ESMF uses a branching policy adapted from GitFlow. There are two permanent branches, main and develop as well as branches for feature development and releases. The branching strategy allows developers to continue committing to an integration branch (develop) even while a release is in process. It supports patching previous releases. Finally, it support a branch (main) which offers a high degree of stability.

Description of branches:

  • develop is the main integration branch and undergoes nightly testing. Developers working on new features or fixes should merge changes into develop regularly to ensure timely integration and testing of code. Features need not be complete to merge into develop but should come in logical chunks. (Note: Releases should not contain partial features that are public facing, so merges into develop should in general not introduce a partial feature with a public API.) Regular "beta snapshot" tags are placed on develop as reference points.

  • main is the stable branch and contains tags for major and minor releases of ESMF. Developers are not committing or merging to main for day-to-day development. Instead, main is updated by merging from a release branch during a release process. main does not contain patch release tags since those tags must be applied to a release branch.

  • Feature branches (prefixed with: feature/, e.g., feature/update_io) are where development occurs for new features. In most cases feature branches are branched from the develop branch to stay up to date with the most recent integrated code. Feature branches are merged back into develop when branch testing indicates that the feature is ready for integration testing, or a logical subset of the feature is ready for integration testing.

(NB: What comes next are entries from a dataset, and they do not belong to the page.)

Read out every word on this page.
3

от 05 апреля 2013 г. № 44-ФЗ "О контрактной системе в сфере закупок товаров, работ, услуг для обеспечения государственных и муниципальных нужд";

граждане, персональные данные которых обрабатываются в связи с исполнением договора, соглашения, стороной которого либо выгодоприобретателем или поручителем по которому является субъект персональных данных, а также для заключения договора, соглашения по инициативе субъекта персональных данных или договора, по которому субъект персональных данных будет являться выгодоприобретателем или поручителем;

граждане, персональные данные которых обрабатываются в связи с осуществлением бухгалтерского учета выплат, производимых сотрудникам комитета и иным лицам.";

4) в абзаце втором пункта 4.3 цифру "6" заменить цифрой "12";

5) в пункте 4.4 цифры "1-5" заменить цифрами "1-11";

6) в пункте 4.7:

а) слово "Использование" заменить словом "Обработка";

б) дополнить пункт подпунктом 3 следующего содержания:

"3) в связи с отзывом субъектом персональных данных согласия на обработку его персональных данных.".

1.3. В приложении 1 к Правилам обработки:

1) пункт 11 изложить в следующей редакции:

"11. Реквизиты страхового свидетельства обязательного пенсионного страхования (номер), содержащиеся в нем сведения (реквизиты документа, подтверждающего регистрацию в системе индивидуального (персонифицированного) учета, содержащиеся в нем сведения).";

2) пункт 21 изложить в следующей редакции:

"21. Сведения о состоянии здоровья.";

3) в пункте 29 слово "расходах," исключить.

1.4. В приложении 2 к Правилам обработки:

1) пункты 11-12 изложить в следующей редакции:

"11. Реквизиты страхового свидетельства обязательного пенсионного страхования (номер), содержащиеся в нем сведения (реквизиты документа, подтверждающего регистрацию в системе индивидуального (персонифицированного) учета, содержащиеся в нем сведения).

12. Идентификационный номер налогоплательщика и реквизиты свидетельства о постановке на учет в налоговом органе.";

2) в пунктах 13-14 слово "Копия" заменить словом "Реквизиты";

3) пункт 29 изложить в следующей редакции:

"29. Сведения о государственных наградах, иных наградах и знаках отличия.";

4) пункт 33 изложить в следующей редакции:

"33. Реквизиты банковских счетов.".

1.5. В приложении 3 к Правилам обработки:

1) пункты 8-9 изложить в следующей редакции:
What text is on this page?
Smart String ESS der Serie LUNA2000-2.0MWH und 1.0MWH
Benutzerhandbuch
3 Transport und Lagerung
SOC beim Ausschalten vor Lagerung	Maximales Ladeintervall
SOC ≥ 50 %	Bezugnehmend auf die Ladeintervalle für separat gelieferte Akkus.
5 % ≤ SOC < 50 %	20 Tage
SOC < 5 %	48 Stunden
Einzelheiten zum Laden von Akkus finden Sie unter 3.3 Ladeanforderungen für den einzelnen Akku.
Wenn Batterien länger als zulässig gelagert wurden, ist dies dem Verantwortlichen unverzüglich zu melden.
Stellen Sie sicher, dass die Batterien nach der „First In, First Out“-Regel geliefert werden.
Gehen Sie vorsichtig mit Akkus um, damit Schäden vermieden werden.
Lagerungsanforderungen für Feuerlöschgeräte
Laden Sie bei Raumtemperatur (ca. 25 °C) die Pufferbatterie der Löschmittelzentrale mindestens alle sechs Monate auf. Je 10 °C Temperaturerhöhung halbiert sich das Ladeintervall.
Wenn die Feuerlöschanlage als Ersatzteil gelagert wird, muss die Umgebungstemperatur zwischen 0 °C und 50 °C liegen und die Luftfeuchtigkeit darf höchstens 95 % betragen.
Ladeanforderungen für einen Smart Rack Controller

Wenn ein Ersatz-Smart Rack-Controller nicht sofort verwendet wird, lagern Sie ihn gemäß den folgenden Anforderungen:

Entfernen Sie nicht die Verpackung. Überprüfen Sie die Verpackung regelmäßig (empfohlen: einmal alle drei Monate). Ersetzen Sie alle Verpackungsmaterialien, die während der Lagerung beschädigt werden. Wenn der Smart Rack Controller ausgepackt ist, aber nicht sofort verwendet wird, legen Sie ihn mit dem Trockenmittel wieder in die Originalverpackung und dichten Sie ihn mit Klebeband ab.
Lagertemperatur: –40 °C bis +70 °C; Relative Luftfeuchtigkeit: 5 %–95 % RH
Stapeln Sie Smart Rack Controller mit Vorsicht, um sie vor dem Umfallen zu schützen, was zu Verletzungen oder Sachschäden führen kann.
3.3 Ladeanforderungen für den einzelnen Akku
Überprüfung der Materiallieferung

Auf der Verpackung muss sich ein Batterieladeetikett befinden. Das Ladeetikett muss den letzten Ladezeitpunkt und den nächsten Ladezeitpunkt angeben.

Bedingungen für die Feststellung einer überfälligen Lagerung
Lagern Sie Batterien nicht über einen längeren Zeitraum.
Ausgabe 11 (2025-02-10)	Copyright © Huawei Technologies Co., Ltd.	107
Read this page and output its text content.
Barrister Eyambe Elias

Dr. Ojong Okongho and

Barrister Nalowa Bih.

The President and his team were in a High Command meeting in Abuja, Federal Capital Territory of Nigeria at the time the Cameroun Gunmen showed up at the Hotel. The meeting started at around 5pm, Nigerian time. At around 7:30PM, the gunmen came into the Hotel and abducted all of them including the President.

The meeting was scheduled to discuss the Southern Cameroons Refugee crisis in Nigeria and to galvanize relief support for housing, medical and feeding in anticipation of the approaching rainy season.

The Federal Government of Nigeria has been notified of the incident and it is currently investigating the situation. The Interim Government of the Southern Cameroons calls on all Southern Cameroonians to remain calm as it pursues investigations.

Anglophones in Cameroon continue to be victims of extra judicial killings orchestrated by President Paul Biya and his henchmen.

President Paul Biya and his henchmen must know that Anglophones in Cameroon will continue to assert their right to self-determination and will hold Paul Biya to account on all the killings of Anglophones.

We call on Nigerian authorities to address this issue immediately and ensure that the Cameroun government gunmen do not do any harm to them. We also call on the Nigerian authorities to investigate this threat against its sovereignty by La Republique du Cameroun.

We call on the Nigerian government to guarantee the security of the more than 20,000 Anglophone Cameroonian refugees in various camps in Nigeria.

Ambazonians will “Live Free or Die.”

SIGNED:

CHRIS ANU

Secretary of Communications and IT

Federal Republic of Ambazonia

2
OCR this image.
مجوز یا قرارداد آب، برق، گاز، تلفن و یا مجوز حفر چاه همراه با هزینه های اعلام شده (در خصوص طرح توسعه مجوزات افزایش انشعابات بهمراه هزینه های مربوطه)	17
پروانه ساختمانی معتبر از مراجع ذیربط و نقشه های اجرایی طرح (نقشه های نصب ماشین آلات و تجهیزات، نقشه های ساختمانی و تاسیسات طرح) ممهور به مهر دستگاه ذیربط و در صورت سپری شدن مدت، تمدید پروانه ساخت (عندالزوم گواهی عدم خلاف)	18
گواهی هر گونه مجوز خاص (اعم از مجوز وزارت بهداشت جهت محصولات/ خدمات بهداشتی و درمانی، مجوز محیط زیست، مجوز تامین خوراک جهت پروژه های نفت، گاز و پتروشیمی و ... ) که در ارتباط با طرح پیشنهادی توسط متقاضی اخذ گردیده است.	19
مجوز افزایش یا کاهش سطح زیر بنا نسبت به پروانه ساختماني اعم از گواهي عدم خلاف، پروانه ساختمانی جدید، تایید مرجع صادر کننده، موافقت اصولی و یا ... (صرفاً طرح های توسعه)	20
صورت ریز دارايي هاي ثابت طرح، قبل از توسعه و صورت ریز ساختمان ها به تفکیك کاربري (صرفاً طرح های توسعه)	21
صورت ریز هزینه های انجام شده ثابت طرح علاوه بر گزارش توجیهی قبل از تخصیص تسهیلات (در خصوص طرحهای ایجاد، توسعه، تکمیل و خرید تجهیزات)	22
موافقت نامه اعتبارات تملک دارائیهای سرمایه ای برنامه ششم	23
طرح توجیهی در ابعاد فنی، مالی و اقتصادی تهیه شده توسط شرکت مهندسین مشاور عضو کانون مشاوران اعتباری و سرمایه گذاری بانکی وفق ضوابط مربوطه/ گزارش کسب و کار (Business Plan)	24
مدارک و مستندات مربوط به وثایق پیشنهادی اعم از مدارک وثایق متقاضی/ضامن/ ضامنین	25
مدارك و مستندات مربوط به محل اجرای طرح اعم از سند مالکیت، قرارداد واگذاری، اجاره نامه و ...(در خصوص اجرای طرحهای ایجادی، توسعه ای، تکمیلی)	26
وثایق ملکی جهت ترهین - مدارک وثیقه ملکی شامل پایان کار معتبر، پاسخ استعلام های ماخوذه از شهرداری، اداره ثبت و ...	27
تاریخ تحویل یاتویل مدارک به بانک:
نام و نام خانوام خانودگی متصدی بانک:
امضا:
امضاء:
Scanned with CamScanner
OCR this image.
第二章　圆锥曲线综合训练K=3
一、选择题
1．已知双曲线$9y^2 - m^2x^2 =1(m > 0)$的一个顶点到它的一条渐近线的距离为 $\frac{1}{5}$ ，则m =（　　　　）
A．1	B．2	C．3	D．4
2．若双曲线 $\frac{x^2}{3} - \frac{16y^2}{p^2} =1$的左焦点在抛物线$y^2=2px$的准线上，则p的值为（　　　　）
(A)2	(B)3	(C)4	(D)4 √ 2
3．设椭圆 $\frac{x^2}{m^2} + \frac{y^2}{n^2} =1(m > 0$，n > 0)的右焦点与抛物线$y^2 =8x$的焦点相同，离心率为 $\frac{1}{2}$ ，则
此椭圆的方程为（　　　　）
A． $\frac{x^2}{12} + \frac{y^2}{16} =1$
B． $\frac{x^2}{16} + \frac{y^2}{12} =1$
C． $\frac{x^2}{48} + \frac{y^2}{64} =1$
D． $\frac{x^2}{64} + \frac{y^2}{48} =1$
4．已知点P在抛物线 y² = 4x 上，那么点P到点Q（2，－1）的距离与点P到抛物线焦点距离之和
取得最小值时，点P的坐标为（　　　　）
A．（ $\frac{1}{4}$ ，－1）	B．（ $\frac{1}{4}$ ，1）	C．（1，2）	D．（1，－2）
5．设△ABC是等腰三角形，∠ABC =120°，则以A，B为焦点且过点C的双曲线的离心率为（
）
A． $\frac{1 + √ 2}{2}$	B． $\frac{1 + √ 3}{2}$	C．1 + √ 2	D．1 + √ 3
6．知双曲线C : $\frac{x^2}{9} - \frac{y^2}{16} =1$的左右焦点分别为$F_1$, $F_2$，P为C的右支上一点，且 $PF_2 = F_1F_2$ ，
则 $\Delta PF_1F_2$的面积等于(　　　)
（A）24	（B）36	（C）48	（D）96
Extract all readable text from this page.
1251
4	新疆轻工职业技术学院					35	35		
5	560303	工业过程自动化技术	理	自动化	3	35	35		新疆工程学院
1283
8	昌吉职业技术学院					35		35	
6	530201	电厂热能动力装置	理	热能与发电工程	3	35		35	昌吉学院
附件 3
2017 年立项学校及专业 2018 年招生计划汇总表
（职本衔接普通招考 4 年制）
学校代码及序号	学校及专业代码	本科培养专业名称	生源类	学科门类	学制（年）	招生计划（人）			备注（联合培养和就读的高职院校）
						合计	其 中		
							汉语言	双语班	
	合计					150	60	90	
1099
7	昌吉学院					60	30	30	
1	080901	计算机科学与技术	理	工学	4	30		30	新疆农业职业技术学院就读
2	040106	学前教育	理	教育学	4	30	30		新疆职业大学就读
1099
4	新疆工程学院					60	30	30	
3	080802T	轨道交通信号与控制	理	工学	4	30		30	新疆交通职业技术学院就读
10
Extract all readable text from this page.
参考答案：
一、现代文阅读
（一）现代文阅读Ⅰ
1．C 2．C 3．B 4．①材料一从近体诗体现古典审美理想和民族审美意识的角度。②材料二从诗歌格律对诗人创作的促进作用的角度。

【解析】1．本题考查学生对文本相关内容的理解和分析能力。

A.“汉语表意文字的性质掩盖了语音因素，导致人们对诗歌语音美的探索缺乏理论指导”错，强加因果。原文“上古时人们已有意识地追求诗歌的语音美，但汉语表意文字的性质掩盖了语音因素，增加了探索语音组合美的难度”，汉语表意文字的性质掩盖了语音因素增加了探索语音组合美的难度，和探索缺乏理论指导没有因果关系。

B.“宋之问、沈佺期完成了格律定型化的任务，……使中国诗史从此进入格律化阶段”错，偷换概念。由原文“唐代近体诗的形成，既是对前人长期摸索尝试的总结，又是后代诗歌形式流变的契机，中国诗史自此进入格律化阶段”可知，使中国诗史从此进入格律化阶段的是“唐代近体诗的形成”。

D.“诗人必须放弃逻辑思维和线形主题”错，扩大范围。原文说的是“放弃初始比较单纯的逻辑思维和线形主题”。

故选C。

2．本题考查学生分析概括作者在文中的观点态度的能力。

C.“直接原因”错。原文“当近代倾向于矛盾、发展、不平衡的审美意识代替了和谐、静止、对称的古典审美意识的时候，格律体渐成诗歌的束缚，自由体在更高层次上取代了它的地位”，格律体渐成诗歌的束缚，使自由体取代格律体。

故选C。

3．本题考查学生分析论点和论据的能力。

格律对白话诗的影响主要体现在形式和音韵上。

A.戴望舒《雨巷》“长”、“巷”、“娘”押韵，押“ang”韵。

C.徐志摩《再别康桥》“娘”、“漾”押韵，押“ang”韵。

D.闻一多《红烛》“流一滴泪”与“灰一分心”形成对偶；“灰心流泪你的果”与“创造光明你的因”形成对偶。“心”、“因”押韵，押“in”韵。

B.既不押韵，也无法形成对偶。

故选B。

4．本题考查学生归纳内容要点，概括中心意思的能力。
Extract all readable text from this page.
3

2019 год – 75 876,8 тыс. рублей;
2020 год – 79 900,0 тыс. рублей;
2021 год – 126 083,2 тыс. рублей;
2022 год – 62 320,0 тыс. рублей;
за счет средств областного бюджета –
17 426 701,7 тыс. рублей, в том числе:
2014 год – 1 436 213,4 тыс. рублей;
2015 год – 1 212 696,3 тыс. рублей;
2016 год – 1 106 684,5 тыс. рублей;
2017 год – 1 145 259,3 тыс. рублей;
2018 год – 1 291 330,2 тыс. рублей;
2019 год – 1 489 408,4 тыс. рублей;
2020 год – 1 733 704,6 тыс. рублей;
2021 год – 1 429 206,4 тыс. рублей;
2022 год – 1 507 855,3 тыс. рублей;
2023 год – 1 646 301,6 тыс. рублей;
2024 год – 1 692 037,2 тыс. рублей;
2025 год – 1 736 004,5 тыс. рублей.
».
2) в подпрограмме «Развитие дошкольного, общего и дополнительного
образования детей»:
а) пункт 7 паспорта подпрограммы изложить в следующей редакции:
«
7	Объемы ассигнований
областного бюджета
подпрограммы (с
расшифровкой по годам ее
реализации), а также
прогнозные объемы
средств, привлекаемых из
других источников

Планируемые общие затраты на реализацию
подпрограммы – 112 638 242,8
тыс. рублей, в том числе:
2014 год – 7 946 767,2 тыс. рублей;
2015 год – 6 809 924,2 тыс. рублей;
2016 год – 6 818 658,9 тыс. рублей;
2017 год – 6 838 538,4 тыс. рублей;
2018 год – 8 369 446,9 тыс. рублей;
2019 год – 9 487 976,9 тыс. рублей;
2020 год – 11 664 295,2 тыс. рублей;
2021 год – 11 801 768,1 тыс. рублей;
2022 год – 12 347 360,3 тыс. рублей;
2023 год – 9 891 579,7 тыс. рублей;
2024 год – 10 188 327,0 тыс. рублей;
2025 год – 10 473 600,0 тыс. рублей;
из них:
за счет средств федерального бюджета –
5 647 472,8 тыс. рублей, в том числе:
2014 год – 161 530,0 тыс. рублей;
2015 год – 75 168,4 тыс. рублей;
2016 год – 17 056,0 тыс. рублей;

  • Release branches (prefixed with: release/ e.g., release/8.1) are created at the start of a release cycle. The release branch branches off from develop. Heavy testing occurs on the release branch and only fixes that result from release testing are committed to the branch. These fixes are also merged back to develop so they are not lost (either immediately or post-release). When the release is ready, the release branch is merged into main and then main is tagged. The release branch is also merged back into develop. Release branches are retained to support patches.

  • Patches to previous releases are handled by checking out the release branch in question and committing the fix to the release branch. The patched release must be tagged on the release branch itself since in most cases the main branch will have moved on.